Ковальский от этих слов несколько растерялся. Из уст директора такого он не ожидал.
– Александр, давай мировую с тобой заключим, а?
– Смотря какую, – неуверенно сказал Шурка.
– Я уважаю твою причину, но и ты пойми – ведь сорвётся праздничный концерт. Выступи последний раз, а там – как хочешь. Сам себе голова! Я скажу Лидии Николаевне… По рукам?
Он протянул Шурке свою огромную руку. Ковальский встал и подал свою.
– Вот и порешили, понимаешь ли, вот и весь вопрос! – громыхал директор.
Выйдя из кабинета, Шурка никак не мог сообразить, кто из них двоих оказался победителем. «А что, если бы Верочка слышала весь наш разговор, как бы она отреагировала? – думал он. – Слабак я или нет?»
Краснотал
В новый дом Любаевы из мазанки перебрались только в конце октября. И не успели отпраздновать новоселье, как в начале ноября перед праздниками случился пожар. У соседей Сисямкиных ягнилась первеньким овца, и тётка Маня, забегая посмотреть, обронила коптюшку.
Кроме дома, сгорело всё дотла. От Любаевой мазанки остались только глиняные стены, она стояла впритык с сараями Сисямкиных.
Прибежавшая из клуба с танцев молодёжь не смогла ничего путного голыми руками сделать. Больше мешалась. Отчаяннее всех действовала баба Груня – стояла на новой тесовой крыше Любаевых и принимала вёдра с водой от всё-таки организованной из молодёжи цепочки. Выручал Шуркин колодец. Бабушка Шурки поливала накалившиеся доски водой, чтобы не вспыхнули. Крыша со стороны бушующего пламени парила, но не загоралась. Наконец приехали деловые пожарные. Василий Любаев действовал с мужиками в самом пекле, у сельницы. У него на спине загорелась было гимнастерка, на него тут же выплеснули два ведра воды из живой цепочки и огонь затушили.

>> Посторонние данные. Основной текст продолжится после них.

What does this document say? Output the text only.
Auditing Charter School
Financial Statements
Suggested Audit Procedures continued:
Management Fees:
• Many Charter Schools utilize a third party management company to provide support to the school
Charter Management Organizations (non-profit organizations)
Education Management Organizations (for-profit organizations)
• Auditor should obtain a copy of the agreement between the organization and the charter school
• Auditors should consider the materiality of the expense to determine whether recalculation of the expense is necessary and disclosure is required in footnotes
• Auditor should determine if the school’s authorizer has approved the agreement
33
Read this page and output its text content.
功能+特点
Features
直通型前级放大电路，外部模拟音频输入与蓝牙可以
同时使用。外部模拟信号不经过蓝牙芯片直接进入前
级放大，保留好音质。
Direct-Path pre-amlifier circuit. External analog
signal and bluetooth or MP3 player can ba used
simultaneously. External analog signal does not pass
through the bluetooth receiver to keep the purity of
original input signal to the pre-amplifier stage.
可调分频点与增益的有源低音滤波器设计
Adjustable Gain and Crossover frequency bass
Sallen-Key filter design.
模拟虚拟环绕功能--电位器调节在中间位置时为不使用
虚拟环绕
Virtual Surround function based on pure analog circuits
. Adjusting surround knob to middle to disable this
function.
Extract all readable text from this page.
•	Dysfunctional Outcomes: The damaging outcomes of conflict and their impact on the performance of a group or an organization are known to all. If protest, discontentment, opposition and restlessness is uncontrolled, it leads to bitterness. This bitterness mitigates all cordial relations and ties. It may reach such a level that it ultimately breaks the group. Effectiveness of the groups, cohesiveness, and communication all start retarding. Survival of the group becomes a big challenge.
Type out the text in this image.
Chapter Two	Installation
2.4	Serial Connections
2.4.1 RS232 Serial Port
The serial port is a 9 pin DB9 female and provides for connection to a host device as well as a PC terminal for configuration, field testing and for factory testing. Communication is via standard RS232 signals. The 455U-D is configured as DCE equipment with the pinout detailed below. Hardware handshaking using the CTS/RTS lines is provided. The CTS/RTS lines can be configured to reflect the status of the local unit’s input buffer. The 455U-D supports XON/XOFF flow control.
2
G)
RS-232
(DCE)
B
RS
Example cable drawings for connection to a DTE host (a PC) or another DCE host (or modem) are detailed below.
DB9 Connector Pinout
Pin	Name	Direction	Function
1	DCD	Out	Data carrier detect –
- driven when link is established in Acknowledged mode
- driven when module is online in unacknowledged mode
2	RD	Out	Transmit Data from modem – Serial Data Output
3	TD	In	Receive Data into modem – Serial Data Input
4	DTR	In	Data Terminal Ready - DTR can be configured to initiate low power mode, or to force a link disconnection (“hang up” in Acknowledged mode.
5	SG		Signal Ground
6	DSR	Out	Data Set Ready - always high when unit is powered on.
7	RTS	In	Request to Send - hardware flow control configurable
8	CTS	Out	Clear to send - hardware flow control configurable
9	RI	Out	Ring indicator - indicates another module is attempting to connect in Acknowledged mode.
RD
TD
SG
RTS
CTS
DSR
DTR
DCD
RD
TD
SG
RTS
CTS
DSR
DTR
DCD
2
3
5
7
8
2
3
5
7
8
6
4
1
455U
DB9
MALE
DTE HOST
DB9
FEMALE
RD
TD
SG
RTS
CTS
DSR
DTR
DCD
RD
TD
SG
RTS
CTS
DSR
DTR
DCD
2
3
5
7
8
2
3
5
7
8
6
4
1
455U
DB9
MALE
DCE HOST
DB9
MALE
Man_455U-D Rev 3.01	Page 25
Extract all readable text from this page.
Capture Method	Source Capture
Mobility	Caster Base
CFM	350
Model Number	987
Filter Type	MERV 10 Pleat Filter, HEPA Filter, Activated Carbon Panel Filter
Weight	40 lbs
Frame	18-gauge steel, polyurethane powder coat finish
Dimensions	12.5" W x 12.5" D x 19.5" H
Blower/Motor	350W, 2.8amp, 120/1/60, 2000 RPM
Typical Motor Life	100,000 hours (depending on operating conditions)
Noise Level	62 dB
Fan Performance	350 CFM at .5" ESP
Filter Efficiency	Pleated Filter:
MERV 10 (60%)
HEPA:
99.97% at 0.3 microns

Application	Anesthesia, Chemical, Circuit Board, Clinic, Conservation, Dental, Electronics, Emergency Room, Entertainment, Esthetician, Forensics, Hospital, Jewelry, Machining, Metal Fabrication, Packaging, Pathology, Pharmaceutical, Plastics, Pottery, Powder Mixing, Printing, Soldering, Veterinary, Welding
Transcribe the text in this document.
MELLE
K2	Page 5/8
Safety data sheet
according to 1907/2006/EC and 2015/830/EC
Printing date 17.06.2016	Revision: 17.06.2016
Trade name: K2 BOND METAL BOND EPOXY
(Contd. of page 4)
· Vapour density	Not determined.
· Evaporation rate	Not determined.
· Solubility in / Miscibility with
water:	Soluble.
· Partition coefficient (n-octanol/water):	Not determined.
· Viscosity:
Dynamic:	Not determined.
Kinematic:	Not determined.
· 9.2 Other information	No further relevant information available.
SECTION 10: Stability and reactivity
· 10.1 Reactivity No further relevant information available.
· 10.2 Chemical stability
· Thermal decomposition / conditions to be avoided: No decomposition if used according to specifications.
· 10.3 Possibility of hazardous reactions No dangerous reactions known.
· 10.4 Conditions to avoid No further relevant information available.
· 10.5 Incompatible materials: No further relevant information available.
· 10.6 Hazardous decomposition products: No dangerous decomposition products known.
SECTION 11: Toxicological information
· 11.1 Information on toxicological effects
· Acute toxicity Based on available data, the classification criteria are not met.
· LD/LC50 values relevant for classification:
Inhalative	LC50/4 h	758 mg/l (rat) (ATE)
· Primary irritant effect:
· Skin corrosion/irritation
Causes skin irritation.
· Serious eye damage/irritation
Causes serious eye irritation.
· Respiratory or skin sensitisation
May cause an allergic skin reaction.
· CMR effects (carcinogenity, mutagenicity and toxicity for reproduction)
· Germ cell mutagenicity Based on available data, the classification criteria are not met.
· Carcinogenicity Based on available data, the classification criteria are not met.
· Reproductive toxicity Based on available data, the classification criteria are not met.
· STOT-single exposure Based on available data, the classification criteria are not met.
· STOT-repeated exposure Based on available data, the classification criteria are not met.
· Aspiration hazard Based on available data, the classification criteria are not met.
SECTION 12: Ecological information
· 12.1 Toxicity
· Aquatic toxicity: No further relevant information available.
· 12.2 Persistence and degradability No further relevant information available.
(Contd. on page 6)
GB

Когда у сельницы обрубили топорами на крыше жерди и растащили часть соломенной крыши, соединённой с соседской, пламя остановилось. Сельницу спасли, а с ней и весь двор. У отца Шурки сгорел бадик.
…Впереди были праздники. После торжественного собрания шестого ноября в районном Доме культуры состоялся концерт.
Шурка танцевал и читал «Стихи о советском паспорте». Его выступление крепко понравилось районному начальству. После концерта за кулисы пришла строгая нарядная дама. Ковальский видел её раньше в райсобесе, когда был там с отцом. Она от имени зрителей вручила ему подарок – пятнадцать рублей. Она их собирала у сидевших в первом ряду для него. Он видел… Дама крепко пожала руку и ушла.